Yale political scientist Steven Wilkinson discussed the unpredictable ways in which war impacts lives in a conversation with students at the Yale School of Management on December 7. The Nilekani Professor of Political Science and professor at the Institution for Social and Policy Studies, Wilkinson spoke as part of Convening Yale, a lecture series that invites scholars from across Yale to share their research with SOM students.

Wilkinson studies the effects of wars on nations and individuals. “Why do some countries adapt better to failure in war than others do?” he asked. “We can ask the same question of the people who serve.”

The author of several books, Wilkinson conducts research that includes an investigation into the causes of ethnic violence, Votes and Violence: Electoral Competition and Ethnic Riots in India (Cambridge, 2004) He has also studied corruption in politics and coedited the book Patrons, Clients or Politics: Patterns of Political Accountability and Competition (Cambridge, 2007). His most recent book is Army and Nation: The Military and Indian Democracy since Independence (Harvard, 2015), which examines why India has stayed a democracy when many other former colonies, including neighbor Pakistan, have not.

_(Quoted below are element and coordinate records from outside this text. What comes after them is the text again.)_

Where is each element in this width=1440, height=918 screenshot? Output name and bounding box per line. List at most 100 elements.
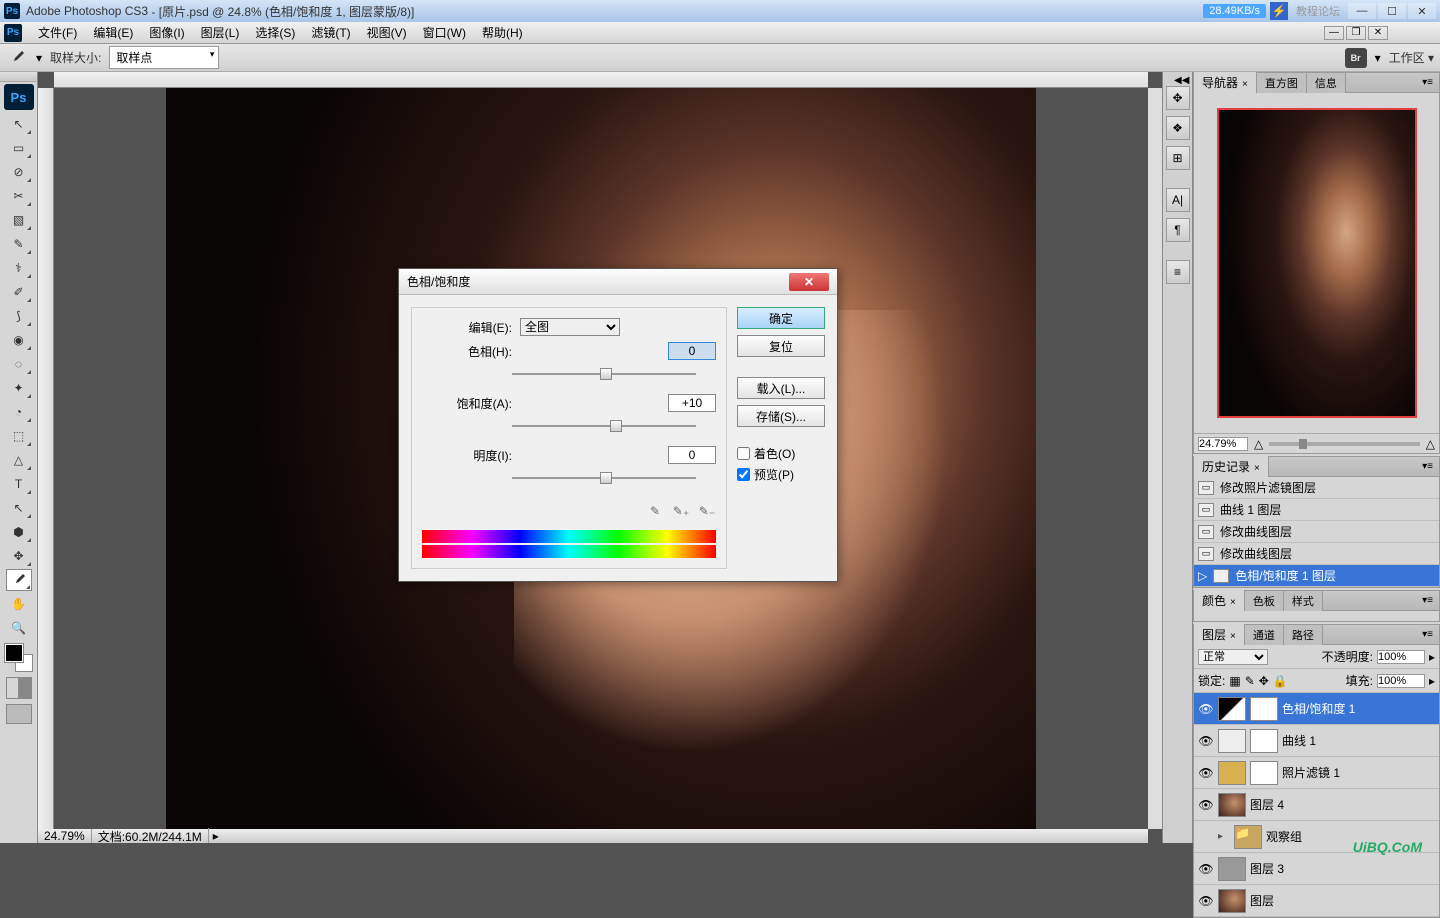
history-item-selected[interactable]: ▷▭色相/饱和度 1 图层 [1194,565,1439,587]
dialog-close-button[interactable]: ✕ [789,273,829,291]
chevron-icon[interactable]: ▸ [1429,674,1435,688]
dock-icon-6[interactable]: ≡ [1166,260,1190,284]
pen-tool[interactable]: △ [6,449,32,471]
layer-row[interactable]: 👁图层 [1194,885,1439,917]
colorize-checkbox[interactable]: 着色(O) [737,445,825,462]
zoom-out-icon[interactable]: △ [1254,437,1263,451]
tab-swatches[interactable]: 色板 [1245,591,1284,611]
panel-menu-icon[interactable]: ▾≡ [1416,629,1439,640]
eraser-tool[interactable]: ◌ [6,353,32,375]
tab-navigator[interactable]: 导航器× [1194,72,1257,93]
menu-layer[interactable]: 图层(L) [193,22,248,43]
lock-pixels-icon[interactable]: ✎ [1245,674,1255,688]
color-swatch[interactable] [5,644,33,672]
eyedropper-icon[interactable] [6,47,28,69]
dock-icon-1[interactable]: ✥ [1166,86,1190,110]
zoom-in-icon[interactable]: △ [1426,437,1435,451]
tab-history[interactable]: 历史记录× [1194,456,1269,477]
dock-icon-4[interactable]: A| [1166,188,1190,212]
type-tool[interactable]: T [6,473,32,495]
visibility-icon[interactable]: 👁 [1198,702,1214,716]
visibility-icon[interactable]: 👁 [1198,862,1214,876]
ruler-vertical[interactable] [38,88,54,829]
menu-help[interactable]: 帮助(H) [474,22,531,43]
tab-channels[interactable]: 通道 [1245,625,1284,645]
navigator-zoom-input[interactable] [1198,437,1248,451]
layer-row[interactable]: 👁图层 3 [1194,853,1439,885]
reset-button[interactable]: 复位 [737,335,825,357]
lasso-tool[interactable]: ⊘ [6,161,32,183]
chevron-icon[interactable]: ▸ [1429,650,1435,664]
toolbox-grabber[interactable] [0,72,37,82]
lightness-input[interactable] [668,446,716,464]
hue-input[interactable] [668,342,716,360]
load-button[interactable]: 载入(L)... [737,377,825,399]
hand-tool[interactable]: ✋ [6,593,32,615]
edit-select[interactable]: 全图 [520,318,620,336]
shape-tool[interactable]: ⬢ [6,521,32,543]
hue-slider[interactable] [512,366,696,382]
opacity-input[interactable] [1377,650,1425,664]
blur-tool[interactable]: ◔ [6,401,32,423]
navigator-zoom-slider[interactable] [1269,442,1420,446]
lock-trans-icon[interactable]: ▦ [1229,674,1240,688]
layer-row[interactable]: 👁照片滤镜 1 [1194,757,1439,789]
menu-filter[interactable]: 滤镜(T) [303,22,358,43]
panel-menu-icon[interactable]: ▾≡ [1416,461,1439,472]
panel-menu-icon[interactable]: ▾≡ [1416,595,1439,606]
doc-info[interactable]: 文档:60.2M/244.1M [92,828,209,844]
marquee-tool[interactable]: ▭ [6,137,32,159]
eyedropper-add-icon[interactable]: ✎₊ [672,502,690,520]
ok-button[interactable]: 确定 [737,307,825,329]
eyedropper-subtract-icon[interactable]: ✎₋ [698,502,716,520]
crop-tool[interactable]: ▧ [6,209,32,231]
move-tool[interactable]: ↖ [6,113,32,135]
blend-mode-select[interactable]: 正常 [1198,649,1268,665]
tab-layers[interactable]: 图层× [1194,624,1245,645]
history-item[interactable]: ▭修改曲线图层 [1194,543,1439,565]
history-item[interactable]: ▭修改曲线图层 [1194,521,1439,543]
tab-color[interactable]: 颜色× [1194,590,1245,611]
lightness-slider[interactable] [512,470,696,486]
saturation-slider[interactable] [512,418,696,434]
notes-tool[interactable]: ✥ [6,545,32,567]
fill-input[interactable] [1377,674,1425,688]
doc-minimize-button[interactable]: — [1324,26,1344,40]
collapse-icon[interactable]: ◀◀ [1174,75,1189,86]
minimize-button[interactable]: — [1348,3,1376,19]
save-button[interactable]: 存储(S)... [737,405,825,427]
bridge-icon[interactable]: Br [1345,48,1367,68]
lock-all-icon[interactable]: 🔒 [1273,674,1288,688]
visibility-icon[interactable]: 👁 [1198,734,1214,748]
folder-arrow-icon[interactable]: ▸ [1218,831,1230,842]
tab-styles[interactable]: 样式 [1284,591,1323,611]
panel-menu-icon[interactable]: ▾≡ [1416,77,1439,88]
eyedropper-tool[interactable]: ✎ [6,233,32,255]
visibility-icon[interactable]: 👁 [1198,766,1214,780]
doc-restore-button[interactable]: ❐ [1346,26,1366,40]
eyedropper-tool-active[interactable] [6,569,32,591]
dock-icon-5[interactable]: ¶ [1166,218,1190,242]
workspace-dropdown[interactable]: 工作区 ▾ [1389,49,1434,66]
dock-icon-2[interactable]: ❖ [1166,116,1190,140]
chevron-right-icon[interactable]: ▸ [209,829,223,843]
preview-checkbox[interactable]: 预览(P) [737,466,825,483]
history-item[interactable]: ▭曲线 1 图层 [1194,499,1439,521]
layer-row[interactable]: 👁曲线 1 [1194,725,1439,757]
layer-row[interactable]: 👁图层 4 [1194,789,1439,821]
history-item[interactable]: ▭修改照片滤镜图层 [1194,477,1439,499]
menu-view[interactable]: 视图(V) [359,22,415,43]
brush-tool[interactable]: ✐ [6,281,32,303]
sample-size-dropdown[interactable]: 取样点 [109,46,219,69]
menu-select[interactable]: 选择(S) [247,22,303,43]
menu-file[interactable]: 文件(F) [30,22,85,43]
zoom-tool[interactable]: 🔍 [6,617,32,639]
tab-histogram[interactable]: 直方图 [1257,73,1307,93]
maximize-button[interactable]: ☐ [1378,3,1406,19]
menu-window[interactable]: 窗口(W) [415,22,474,43]
zoom-readout[interactable]: 24.79% [38,829,92,843]
lock-pos-icon[interactable]: ✥ [1259,674,1269,688]
gradient-tool[interactable]: ✦ [6,377,32,399]
tab-info[interactable]: 信息 [1307,73,1346,93]
close-window-button[interactable]: ✕ [1408,3,1436,19]
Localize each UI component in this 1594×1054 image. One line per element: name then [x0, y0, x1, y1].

Wilkinson is now working with coauthor Saumitra Jha on a book titled War and Political Change. The first part, on the role of veterans in the partition of India, came out in the American Political Science Review. The next part will examine the role of French veterans of the American War of Independence in the French Revolution.

“Our research has shown that veterans become more effective at political change when they return home,” Wilkinson said. Wartime experiences, including the development of social cohesion among soldiers and the acquisition of skills like the improvisational ability that soldiers learn in combat, have helped spur political and institutional change in some nations.

“Skills that people acquire in combat can play an important role in collective action,” Wilkinson said.

One of the challenges of Wilkinson’s work is devising a means of collecting accurate data on veterans that accounts and adjusts for the conditions under which they entered the armed forces, as well as their educational and socioeconomic status.

Wilkinson said that he was eager to learn about the qualitative skills and approaches that business leaders would bring to research like his. “You are likely to have a lot of information about how organizations work and how individuals learn,” he explained. “Business leaders approach learning and human capital issues in unique ways.”